3.6.3. Building Detectree2 using Conda

Many of the aforementioned complexities can be solved using Conda. This is currently working for python 3.9.13, in branch matt/conda. The most important file is environment.yaml which specifies the required dependencies.

Install miniconda, and source (usually ~/.miniconda/bin/activate if not in .bashrc already). Begin by installing mamba:

conda install mamba -c conda-forge
mamba env create -f envrironment.yaml
mamba activate detectree2env

Alternatively we may use a conda lock file which has transitive dependencies pinned.
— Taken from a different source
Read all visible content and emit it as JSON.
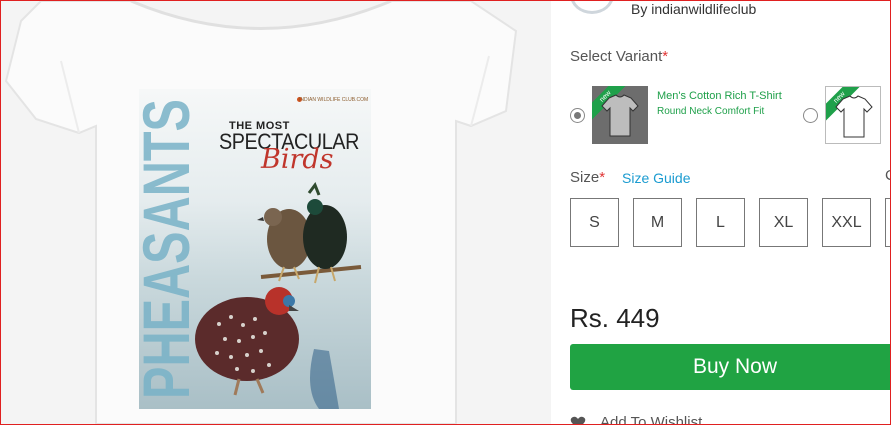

This improves reproducibility.:

mamba create --name detectree2env --file conda-linux-64.lock

and if we modify our environment, we can update the lock file as so:

conda-lock -k explicit --conda mamba

and then update conda packages based on the regenerated lock file:

mamba update --file conda-linux-64.lock

The downside of this approach is that it takes much longer to install compared to pip, even with Mamba’s improved dependency resolution.

Todo

  • Determine how this can be integrated into current pip install without breaking colab pip deployment.

  • Investigate use of poetry as it is easier to package a distribution. But detectron2 is not PEP517 compliant.

  • It is possible to combine Conda and Poetry, where Conda is used for packages like GDAL / detectron2 / openCV.

3.6.4. Distributing detectree2 using Conda

In the matt/conda branch, the conda/meta.yaml packages detectree2. An initial attempt can be found here: ma595/detectree2. To install, do the following:

conda install -c ma595 detectree2

To rebuild from meta.yaml:

conda-build . -c conda-forge -c pytorch --output-folder ./conda-bld

Then upload to anaconda:

anaconda login
anaconda upload <path-to-tar.bz2>

Todo

  • Automate distribution of package to anaconda using workflow.

3.7. Python development environment

Todo

  • Setting up visual studio.

  • Create dev-environment.yaml file.